The hiPS-MSCs formed calcified structures in scaffolds in vitro
We further explored the possibility of using the hiPS-MSCs for osteogenesis in 3D scaffolds. We firstly functionalized the PCL scaffolds with hyaluronan, which could accelerate tissue repairing by promoting the migration and differentiation of mesenchymal cells17 and incorporated the inorganic component β-TCP to improve the osteoconductivity and enhance bone tissue formation18. After fabrication of the PHT scaffolds, Hyaluronan/TCP matrix homogenously covered and connected the PCL scaffold fibers as seen by SEM scanning ( Fig. 5a ).

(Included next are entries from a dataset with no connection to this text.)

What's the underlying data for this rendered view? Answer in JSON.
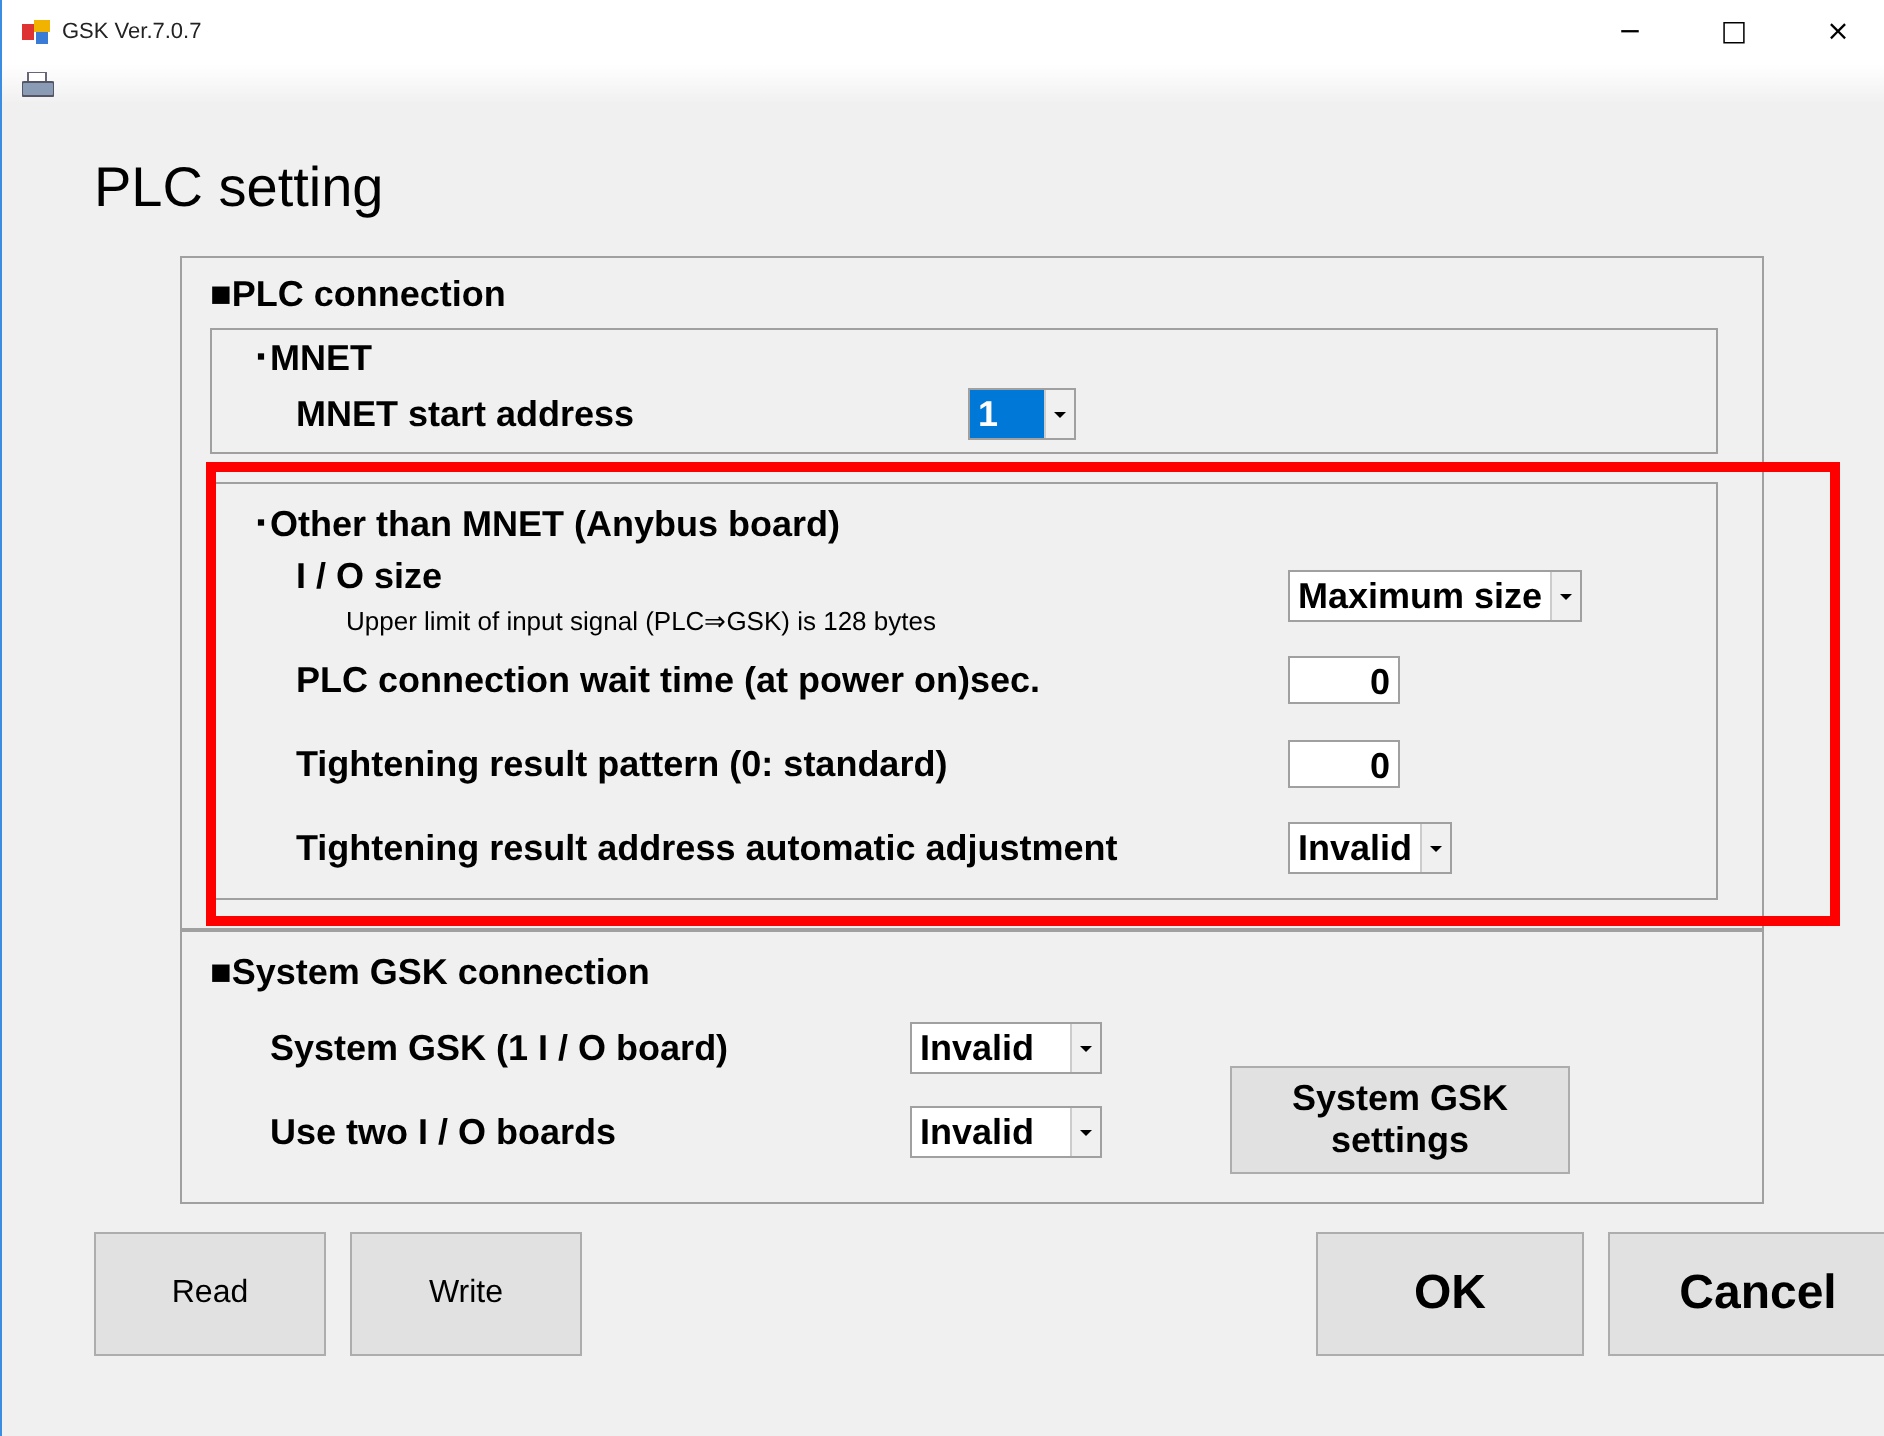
{
  "window": {
    "title": "GSK Ver.7.0.7",
    "controls": [
      "−",
      "□",
      "×"
    ]
  },
  "heading": "PLC setting",
  "plc_connection": {
    "title": "■PLC connection",
    "mnet": {
      "title": "･MNET",
      "start_address": {
        "label": "MNET start address",
        "value": "1",
        "selected": true
      }
    },
    "other": {
      "title": "･Other than MNET (Anybus board)",
      "rows": [
        {
          "kind": "dropdown",
          "label": "I / O size",
          "note": "Upper limit of input signal (PLC⇒GSK) is 128 bytes",
          "value": "Maximum size"
        },
        {
          "kind": "number",
          "label": "PLC connection wait time (at power on)sec.",
          "value": "0"
        },
        {
          "kind": "number",
          "label": "Tightening result pattern (0: standard)",
          "value": "0"
        },
        {
          "kind": "dropdown",
          "label": "Tightening result address automatic adjustment",
          "value": "Invalid"
        }
      ]
    }
  },
  "system_gsk": {
    "title": "■System GSK connection",
    "rows": [
      {
        "label": "System GSK (1 I / O board)",
        "value": "Invalid"
      },
      {
        "label": "Use two I / O boards",
        "value": "Invalid"
      }
    ],
    "button": "System GSK settings"
  },
  "buttons": [
    {
      "label": "Read",
      "kind": "small"
    },
    {
      "label": "Write",
      "kind": "small"
    },
    {
      "label": "OK",
      "kind": "large"
    },
    {
      "label": "Cancel",
      "kind": "large"
    }
  ],
  "annotation": {
    "kind": "frame",
    "color": "#ff0000"
  }
}
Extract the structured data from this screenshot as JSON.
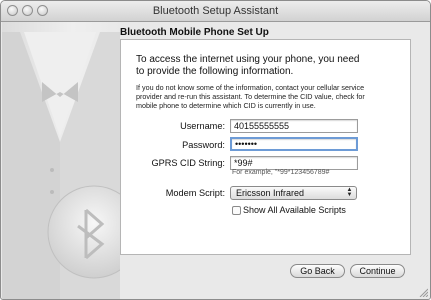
{
  "window": {
    "title": "Bluetooth Setup Assistant"
  },
  "page": {
    "heading": "Bluetooth Mobile Phone Set Up",
    "intro": "To access the internet using your phone, you need to provide the following information.",
    "note": "If you do not know some of the information, contact your cellular service provider and re-run this assistant. To determine the CID value, check for mobile phone to determine which CID is currently in use."
  },
  "form": {
    "username_label": "Username:",
    "username_value": "40155555555",
    "password_label": "Password:",
    "password_value": "•••••••",
    "cid_label": "GPRS CID String:",
    "cid_value": "*99#",
    "cid_example": "For example, \"*99*123456789#",
    "modem_label": "Modem Script:",
    "modem_value": "Ericsson Infrared",
    "show_all_label": "Show All Available Scripts"
  },
  "buttons": {
    "back": "Go Back",
    "continue": "Continue"
  }
}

Firstly, we investigated the viability of cells cultured on PHT scaffolds by confocal microscopy with CellTracker green and Hoechst staining. One day after adding the hiPS-MSCs (passage 4) to the PHT scaffolds, all cells were attaching well to the fibers ( Fig. 5b ). Moreover, after culturing in proliferation medium for one week, the hiPS-MSCs attached to and proliferated along the fibers of scaffolds ( Fig. 5c ). This indicates that the PHT scaffolds are suitable for hiPS-MSCs growth given that it facilitates hiPS-MSCs initial attachment onto the surface, spreading and subsequent proliferation.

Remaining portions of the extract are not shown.